Please don’t suffer from the Gell-Mann Amnesia Effect. M
- > But there is nothing stopping other companies from laying fiber.
Yes there is: the cost.
> Fiber is rarely shared at the last mile.
It is in Switzerland. That's the whole point of this setup.
> Just a little research says 25Gbps is not universal across Switzerland
It is in the big cities. Elsewhere the same arrangement is true, but on a lower scale.
- You know being shared at the last mile is exactly what you don’t want?
The article made it seem like everyone in Switzerland had access to 25Gbps - thst isn’t true.
- The last mile is owned by the local monopoly and can be switched over to any provider. In that sense it's shareable, but the physical medium is not shared. This is very good.

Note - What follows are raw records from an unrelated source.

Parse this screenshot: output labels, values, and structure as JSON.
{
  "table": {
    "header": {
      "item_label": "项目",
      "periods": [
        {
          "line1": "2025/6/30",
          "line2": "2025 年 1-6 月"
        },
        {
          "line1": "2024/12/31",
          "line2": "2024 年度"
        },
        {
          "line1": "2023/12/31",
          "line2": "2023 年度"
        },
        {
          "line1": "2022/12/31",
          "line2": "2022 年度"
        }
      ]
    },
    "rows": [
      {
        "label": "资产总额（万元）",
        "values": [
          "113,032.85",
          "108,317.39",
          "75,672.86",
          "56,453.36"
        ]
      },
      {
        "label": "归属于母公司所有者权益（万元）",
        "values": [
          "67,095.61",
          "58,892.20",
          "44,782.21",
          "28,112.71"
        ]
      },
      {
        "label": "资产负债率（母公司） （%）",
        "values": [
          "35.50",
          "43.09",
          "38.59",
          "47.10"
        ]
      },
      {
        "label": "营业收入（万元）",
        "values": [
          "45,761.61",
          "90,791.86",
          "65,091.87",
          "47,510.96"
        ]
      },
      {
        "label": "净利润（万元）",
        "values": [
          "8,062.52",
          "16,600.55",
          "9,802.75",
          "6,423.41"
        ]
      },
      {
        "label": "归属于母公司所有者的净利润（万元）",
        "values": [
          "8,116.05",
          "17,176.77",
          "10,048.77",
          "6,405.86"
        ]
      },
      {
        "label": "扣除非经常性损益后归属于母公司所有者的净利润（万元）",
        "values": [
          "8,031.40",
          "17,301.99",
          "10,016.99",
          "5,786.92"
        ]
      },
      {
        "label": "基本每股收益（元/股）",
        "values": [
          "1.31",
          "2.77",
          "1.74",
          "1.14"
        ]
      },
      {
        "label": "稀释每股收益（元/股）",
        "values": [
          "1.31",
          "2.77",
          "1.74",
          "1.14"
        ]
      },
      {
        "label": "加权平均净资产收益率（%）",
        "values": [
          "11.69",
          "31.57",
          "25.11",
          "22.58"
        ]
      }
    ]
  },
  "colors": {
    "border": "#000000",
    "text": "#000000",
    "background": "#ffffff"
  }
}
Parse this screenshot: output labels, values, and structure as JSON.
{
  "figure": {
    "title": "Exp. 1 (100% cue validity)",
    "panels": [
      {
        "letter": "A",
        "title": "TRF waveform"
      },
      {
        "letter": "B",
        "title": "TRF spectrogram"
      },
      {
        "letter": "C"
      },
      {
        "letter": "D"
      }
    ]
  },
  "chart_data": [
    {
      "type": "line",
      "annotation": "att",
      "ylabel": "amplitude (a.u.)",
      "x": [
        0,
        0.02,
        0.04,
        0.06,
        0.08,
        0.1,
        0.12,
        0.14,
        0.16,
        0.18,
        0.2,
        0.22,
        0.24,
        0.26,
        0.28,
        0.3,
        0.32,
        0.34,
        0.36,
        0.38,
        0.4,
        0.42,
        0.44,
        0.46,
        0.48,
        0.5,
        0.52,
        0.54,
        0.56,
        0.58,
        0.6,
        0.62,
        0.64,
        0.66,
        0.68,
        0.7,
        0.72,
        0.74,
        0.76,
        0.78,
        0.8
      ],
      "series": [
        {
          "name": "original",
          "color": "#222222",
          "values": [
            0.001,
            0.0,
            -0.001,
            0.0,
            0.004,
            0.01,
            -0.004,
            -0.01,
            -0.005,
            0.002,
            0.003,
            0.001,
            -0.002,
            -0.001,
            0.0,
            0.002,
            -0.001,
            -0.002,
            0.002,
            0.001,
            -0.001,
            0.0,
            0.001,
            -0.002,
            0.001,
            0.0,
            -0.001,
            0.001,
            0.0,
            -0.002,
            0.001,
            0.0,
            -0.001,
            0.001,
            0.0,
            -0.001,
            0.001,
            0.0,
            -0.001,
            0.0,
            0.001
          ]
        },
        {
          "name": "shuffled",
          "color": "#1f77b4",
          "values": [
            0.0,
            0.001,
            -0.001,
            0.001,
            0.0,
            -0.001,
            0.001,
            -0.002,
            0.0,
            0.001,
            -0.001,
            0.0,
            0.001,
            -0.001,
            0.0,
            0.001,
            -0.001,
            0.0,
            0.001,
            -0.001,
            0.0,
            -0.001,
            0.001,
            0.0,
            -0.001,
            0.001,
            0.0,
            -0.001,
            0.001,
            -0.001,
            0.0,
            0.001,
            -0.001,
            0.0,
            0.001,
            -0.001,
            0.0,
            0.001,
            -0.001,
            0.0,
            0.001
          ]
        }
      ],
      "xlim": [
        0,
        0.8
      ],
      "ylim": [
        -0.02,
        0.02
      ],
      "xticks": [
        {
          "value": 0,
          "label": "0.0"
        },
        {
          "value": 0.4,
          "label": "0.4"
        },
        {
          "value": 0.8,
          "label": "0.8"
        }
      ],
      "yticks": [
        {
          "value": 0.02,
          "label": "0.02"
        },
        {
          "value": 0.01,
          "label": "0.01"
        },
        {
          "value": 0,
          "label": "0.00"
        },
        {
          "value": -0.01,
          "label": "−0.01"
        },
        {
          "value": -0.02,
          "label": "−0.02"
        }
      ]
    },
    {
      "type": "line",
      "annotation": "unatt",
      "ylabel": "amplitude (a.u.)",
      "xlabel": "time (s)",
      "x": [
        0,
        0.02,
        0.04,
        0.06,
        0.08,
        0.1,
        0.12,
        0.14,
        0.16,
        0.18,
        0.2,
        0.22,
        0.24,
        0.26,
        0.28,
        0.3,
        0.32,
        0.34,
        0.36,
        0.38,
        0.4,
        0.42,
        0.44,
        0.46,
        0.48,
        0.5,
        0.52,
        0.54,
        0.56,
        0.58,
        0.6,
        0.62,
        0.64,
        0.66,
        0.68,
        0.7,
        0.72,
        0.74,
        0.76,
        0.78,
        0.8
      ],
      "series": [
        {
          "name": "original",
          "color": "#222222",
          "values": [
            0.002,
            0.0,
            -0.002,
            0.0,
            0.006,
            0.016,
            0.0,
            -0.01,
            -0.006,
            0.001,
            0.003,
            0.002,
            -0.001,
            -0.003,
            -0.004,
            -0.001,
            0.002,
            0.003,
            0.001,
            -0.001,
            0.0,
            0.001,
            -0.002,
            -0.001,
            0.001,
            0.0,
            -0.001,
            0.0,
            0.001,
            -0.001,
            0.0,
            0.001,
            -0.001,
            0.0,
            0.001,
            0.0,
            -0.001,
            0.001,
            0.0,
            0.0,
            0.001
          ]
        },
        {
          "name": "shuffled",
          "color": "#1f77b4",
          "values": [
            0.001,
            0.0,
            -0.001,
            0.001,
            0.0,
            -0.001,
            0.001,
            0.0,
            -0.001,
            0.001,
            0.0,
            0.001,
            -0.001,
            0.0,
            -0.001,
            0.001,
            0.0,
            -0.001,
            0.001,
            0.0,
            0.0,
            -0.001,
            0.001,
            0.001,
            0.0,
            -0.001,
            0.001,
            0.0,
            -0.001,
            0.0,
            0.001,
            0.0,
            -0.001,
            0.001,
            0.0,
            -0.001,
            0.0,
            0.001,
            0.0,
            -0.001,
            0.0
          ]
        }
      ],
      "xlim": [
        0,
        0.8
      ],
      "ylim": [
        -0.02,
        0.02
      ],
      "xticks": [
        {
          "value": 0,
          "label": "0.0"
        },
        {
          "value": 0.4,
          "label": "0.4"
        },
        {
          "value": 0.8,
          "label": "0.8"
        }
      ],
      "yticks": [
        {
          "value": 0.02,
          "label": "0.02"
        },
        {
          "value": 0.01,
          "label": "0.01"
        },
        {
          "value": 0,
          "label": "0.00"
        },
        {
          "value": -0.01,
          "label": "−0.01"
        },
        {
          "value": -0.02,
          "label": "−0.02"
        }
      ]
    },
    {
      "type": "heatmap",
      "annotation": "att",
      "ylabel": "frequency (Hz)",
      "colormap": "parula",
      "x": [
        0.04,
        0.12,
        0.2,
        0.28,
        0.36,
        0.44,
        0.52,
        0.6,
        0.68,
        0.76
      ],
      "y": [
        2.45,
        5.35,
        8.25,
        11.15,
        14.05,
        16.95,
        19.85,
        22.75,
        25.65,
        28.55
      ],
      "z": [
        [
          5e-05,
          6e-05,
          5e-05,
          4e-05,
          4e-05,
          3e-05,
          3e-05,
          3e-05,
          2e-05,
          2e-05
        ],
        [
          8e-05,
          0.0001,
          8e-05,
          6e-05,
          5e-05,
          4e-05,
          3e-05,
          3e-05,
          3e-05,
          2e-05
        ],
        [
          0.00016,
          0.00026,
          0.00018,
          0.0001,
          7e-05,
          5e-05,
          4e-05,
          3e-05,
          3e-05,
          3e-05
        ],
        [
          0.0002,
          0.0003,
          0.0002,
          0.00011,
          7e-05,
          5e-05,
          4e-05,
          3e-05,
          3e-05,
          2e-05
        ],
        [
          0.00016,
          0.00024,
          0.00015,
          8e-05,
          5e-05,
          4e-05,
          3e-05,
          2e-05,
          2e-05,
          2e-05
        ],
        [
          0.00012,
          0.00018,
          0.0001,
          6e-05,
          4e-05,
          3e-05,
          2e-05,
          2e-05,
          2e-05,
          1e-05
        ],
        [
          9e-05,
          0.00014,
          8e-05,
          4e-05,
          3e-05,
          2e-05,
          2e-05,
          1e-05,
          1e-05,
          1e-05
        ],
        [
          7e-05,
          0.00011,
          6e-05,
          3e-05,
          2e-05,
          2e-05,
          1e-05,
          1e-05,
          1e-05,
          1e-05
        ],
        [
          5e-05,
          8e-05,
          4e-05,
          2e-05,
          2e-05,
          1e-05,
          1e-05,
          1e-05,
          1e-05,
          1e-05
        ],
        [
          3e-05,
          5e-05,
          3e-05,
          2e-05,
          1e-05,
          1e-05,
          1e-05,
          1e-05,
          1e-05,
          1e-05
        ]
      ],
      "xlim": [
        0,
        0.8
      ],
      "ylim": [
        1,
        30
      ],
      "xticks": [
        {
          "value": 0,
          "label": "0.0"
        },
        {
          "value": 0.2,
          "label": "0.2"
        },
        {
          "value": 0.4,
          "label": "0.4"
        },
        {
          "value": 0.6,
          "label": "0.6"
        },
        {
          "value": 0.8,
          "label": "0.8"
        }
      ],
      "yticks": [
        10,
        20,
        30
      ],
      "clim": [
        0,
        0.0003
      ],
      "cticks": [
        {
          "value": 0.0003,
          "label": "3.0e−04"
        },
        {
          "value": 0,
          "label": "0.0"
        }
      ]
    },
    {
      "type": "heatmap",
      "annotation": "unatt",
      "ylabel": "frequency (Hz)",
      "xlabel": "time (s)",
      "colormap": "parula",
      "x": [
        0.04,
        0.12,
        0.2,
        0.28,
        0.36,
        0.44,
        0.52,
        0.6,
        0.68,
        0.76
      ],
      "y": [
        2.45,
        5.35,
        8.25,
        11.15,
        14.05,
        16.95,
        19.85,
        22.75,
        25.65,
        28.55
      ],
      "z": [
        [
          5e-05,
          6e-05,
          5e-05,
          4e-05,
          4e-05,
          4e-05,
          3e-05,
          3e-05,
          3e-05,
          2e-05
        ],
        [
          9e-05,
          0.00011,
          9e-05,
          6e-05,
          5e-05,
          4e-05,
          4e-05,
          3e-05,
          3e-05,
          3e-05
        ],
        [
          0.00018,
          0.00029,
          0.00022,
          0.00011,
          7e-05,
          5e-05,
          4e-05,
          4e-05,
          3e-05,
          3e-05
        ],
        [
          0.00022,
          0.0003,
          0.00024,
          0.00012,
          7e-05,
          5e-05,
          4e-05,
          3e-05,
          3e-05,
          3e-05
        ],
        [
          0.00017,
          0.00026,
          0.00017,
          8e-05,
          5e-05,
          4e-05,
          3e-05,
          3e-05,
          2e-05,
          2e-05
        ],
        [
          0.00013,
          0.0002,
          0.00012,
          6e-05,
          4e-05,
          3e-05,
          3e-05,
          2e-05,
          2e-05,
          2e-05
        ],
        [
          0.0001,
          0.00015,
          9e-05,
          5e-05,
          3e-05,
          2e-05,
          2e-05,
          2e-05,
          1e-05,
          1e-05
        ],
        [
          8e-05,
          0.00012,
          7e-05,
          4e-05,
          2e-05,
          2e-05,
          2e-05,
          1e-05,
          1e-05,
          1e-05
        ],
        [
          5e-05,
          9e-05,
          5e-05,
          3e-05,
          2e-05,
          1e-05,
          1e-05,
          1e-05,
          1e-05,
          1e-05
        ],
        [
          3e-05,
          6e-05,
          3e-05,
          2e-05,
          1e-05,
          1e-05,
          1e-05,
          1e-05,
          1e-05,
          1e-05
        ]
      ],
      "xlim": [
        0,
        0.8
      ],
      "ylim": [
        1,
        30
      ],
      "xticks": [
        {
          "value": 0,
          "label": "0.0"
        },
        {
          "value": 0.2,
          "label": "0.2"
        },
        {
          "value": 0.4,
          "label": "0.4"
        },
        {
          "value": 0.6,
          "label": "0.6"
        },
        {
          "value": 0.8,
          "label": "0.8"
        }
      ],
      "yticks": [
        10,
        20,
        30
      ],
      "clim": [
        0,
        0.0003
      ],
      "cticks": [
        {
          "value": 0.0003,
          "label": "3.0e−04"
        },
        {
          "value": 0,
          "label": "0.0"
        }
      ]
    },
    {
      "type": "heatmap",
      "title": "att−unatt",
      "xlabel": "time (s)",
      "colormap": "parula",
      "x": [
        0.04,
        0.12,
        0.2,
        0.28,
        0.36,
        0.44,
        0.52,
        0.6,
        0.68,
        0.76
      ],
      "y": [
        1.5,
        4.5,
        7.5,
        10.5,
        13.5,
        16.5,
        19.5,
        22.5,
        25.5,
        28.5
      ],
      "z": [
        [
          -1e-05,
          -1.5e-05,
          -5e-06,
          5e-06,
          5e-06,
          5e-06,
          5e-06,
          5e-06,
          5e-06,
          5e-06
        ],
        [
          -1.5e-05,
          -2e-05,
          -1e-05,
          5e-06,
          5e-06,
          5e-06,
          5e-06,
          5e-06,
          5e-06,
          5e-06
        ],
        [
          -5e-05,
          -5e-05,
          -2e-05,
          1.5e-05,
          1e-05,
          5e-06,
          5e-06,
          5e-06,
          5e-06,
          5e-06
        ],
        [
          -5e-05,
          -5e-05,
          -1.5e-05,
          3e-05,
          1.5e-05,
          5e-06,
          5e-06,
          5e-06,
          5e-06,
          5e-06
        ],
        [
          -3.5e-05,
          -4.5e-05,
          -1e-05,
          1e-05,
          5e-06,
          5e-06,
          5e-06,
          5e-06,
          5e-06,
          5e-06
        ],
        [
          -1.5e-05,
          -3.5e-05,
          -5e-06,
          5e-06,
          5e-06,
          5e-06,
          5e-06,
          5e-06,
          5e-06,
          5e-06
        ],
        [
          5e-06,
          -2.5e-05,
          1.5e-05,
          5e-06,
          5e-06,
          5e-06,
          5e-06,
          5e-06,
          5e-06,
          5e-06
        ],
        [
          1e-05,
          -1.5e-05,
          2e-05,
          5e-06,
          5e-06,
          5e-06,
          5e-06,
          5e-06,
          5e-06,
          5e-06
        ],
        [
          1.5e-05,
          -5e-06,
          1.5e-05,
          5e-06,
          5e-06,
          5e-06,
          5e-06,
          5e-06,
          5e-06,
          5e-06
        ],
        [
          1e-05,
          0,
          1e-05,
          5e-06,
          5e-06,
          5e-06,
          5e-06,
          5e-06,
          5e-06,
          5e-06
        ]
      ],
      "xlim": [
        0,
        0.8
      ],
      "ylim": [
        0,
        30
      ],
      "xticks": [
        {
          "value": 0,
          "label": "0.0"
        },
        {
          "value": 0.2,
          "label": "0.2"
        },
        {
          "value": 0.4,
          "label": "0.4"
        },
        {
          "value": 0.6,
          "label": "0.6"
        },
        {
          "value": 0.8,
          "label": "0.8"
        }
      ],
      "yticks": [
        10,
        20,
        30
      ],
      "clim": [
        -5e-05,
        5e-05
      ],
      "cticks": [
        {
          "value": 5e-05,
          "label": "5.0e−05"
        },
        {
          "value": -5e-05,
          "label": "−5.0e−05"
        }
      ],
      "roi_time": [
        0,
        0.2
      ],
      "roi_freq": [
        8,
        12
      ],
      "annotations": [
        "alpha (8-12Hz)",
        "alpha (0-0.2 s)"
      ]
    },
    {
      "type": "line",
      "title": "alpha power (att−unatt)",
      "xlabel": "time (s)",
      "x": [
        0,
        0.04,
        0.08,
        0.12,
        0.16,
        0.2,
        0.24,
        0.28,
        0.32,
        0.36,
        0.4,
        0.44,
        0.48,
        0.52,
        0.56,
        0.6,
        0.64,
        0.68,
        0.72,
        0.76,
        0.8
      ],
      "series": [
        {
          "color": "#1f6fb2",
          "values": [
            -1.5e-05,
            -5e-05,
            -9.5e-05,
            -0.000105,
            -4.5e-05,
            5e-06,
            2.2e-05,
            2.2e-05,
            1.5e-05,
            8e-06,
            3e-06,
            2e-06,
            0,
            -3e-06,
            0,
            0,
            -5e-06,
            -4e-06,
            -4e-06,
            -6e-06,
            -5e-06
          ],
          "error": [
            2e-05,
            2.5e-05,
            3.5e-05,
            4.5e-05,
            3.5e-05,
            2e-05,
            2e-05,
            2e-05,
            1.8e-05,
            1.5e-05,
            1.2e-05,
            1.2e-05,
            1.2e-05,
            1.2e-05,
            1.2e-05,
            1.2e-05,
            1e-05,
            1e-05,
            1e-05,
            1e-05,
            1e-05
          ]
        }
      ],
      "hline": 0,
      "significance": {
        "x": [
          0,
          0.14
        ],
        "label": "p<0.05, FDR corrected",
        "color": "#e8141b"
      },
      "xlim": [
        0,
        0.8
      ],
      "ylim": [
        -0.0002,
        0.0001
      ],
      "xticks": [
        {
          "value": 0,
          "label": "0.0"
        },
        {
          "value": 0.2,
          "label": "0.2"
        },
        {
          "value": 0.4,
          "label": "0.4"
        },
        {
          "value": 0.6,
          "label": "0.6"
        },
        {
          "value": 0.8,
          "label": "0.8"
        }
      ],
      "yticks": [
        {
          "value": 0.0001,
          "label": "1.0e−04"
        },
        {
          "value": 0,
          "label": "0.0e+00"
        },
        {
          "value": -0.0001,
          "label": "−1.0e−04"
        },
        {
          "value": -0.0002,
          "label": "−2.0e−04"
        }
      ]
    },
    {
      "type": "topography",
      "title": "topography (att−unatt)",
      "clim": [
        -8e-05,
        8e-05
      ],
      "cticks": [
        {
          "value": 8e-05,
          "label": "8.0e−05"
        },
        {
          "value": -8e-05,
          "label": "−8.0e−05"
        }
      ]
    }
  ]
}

> The article made it seem like everyone in Switzerland had access to 25Gbps
Lack of reading comprehension skills.
- Name one place in the article that clarifies “As mentioned, in Switzerland, you can get 25 Gigabit per second fiber internet to your home…” that it isn’t available everywhere?
- It needs no Clarification. Skills, dude.
- All connections to the Internet are at some level "shared", except perhaps if you get a direct connection to one of the core routers. As others have mentioned, this is in a dense area and much closer to being in a LAN environment.
The other point that I'd like to bring up is how useful is a 25G connection to your local demarcation point if your speeds to most sites will be far lower in practice because the Internet isn't circuit-switched.
Care to give a rebuttal?
- Apparently this discussion is full of people who don't even know how the Internet actually works. Not surprising for an article that is basically ragebait.